Anthony Denham

No. 81
- Position: Tight end

Personal information
- Born: July 21, 1991 (age 34) Monterey Park, California, U.S.
- Listed height: 6 ft 4 in (1.93 m)
- Listed weight: 221 lb (100 kg)

Career information
- High school: Woodrow Wilson (Los Angeles)
- College: Utah
- NFL draft: 2014: undrafted

Career history
- Houston Texans (2014–2015); Philadelphia Eagles (2016–2017)*; Arizona Cardinals (2017)*; Philadelphia Eagles (2018)*; Salt Lake Stallions (2019);
- * Offseason and/or practice squad member only
- Stats at Pro Football Reference

= Anthony Denham =

American football player (born 1991)

Anthony Dion Denham Jr. (born July 21, 1991) is an American former professional football player who was a tight end in the National Football League (NFL). He played college football for the Utah Utes and was signed by the Houston Texans as an undrafted free agent in 2014.

==Early life==
Denham is the son of Anthony Denham Sr. and Dana Lewis. He spent his high school years in foster care. At Woodrow Wilson high school in Los Angeles, California, he had four letters in football, two in basketball and one in track. He was the team's leading receiver and team captain in three years.

==College career==
In his freshman year, at East Los Angeles College, he set school records for receiving yards and touchdowns with 1,186 yds and 16 touchdowns. In his sophomore 2010 season, his play got caught in a downward spiral, though he still finished second in the American Mountain Conference with 40 catches for 475 yds and 7 touchdowns. Even after his decline, he was still rated as a four star recruit by scout.com and rivals.com. After the 2010 season, he transferred to the University of Utah. In 2011, he redshirted, and in 2012 his play was limited, finishing with 11 catches for 135 yds. In 2013, his senior year, he started 10 games and had 24 catches for 291 yds and two touchdowns for the Utes.
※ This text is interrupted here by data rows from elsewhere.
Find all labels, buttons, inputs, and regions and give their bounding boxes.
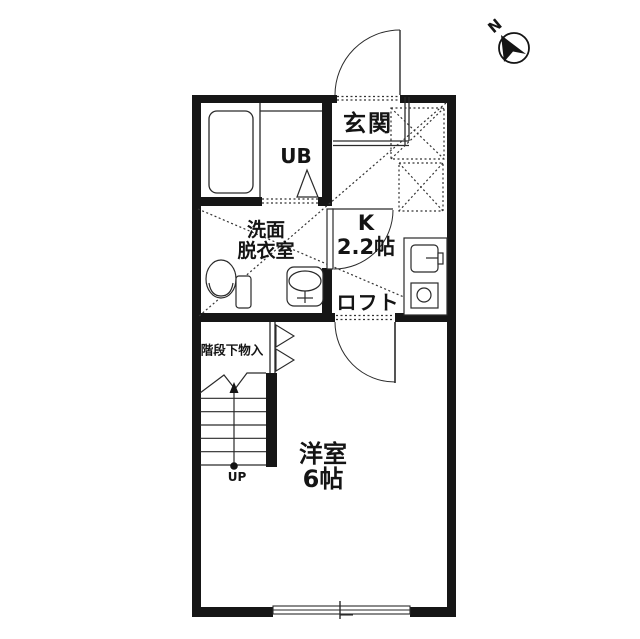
kitchen-size-label: 2.2帖 [337, 235, 395, 259]
wall-ub-bottom [192, 197, 262, 206]
washroom-label-line1: 洗面 [237, 220, 294, 241]
loft-label: ロフト [337, 287, 400, 316]
wall-right [447, 95, 456, 617]
kitchen-label: K 2.2帖 [337, 211, 395, 259]
western-room-size: 6帖 [299, 467, 347, 492]
entrance-threshold [337, 97, 400, 101]
stairs-up-label: UP [228, 470, 247, 484]
stairs [200, 373, 266, 470]
shoe-cabinet-lower [399, 163, 443, 211]
ub-threshold [262, 199, 318, 203]
western-room-name: 洋室 [299, 442, 347, 467]
wall-bottom-left [192, 607, 273, 617]
entrance-label: 玄関 [343, 104, 393, 138]
toilet [206, 260, 251, 308]
closet-door-frame [270, 322, 275, 373]
kitchen-counter [404, 238, 447, 315]
wall-bottom-right [410, 607, 456, 617]
closet-bifold-door [276, 325, 294, 371]
washbasin [287, 267, 323, 306]
north-arrow-icon [499, 33, 529, 63]
unit-bath-label: UB [280, 144, 311, 168]
stairs-treads [200, 398, 266, 465]
ub-folding-door [297, 170, 318, 197]
shoe-cabinet-upper [391, 108, 444, 159]
floor-plan: N 玄関 UB 洗面 脱衣室 K 2.2帖 ロフト 階段下物入 UP 洋室 6帖 [0, 0, 640, 639]
under-stair-storage-label: 階段下物入 [201, 340, 264, 359]
wall-top-left [192, 95, 337, 103]
wall-ub-right [322, 95, 332, 206]
room-door-threshold [336, 316, 394, 320]
sliding-window [273, 601, 410, 619]
stove [411, 283, 438, 308]
room-door [335, 322, 395, 383]
kitchen-type-label: K [337, 211, 395, 235]
wall-middle-left [192, 313, 335, 322]
washroom-label-line2: 脱衣室 [237, 241, 294, 262]
bathtub [209, 111, 253, 193]
washroom-label: 洗面 脱衣室 [237, 220, 294, 262]
western-room-label: 洋室 6帖 [299, 442, 347, 492]
wall-left [192, 95, 201, 617]
doors [276, 30, 400, 383]
wall-stairs-right [266, 373, 277, 467]
entrance-door [335, 30, 400, 95]
stairs-up-arrow [230, 382, 239, 470]
floor-plan-drawing [0, 0, 640, 639]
===College football statistics===

| Year | Team | Receptions | Yards | Avg | TD's |
|---|---|---|---|---|---|
| 2012 | Utah | 11 | 135 | 12.3 | 0 |
| 2013 | Utah | 24 | 291 | 12.1 | 2 |
| Career |  | 35 | 426 | 12.2 | 2 |

==Professional career==

Pre-draft measurables
| Height | Weight | 40-yard dash | 10-yard split | 20-yard split | 20-yard shuttle | Three-cone drill | Vertical jump | Broad jump | Bench press |
| 6 ft 4+1⁄2 in (1.94 m) | 235 lb (107 kg) | 4.77 s | 1.65 s | 2.76 s | 4.56 s | 7.38 s | 32+1⁄2 in (0.83 m) | 9 ft 5 in (2.87 m) | 14 reps |
Bench press, broad jump, shuttle, cone drill values from Pro Day; all other values from NFL Combine.

===Houston Texans===
Denham went undrafted in the 2014 NFL draft. He was signed by the Houston Texans, and called up from their practice squad on December 3, 2014. On September 3, 2016, he was released by the Texans.

===Philadelphia Eagles (first stint)===
On October 13, 2016, Denham was signed to the Eagles' practice squad. He was released on December 2, 2016 but was re-signed on December 13. He signed a reserve/future contract on January 2, 2017.

On September 1, 2017, Denham was waived by the Eagles.

===Arizona Cardinals===
On September 26, 2017, Denham was signed to the Arizona Cardinals' practice squad.

===Philadelphia Eagles (second stint)===
On August 28, 2018, Denham was signed by the Eagles. He was waived on September 1, 2018.

===Salt Lake Stallions===
In 2019, Denham joined the Salt Lake Stallions of the Alliance of American Football. The league ceased operations in April 2019.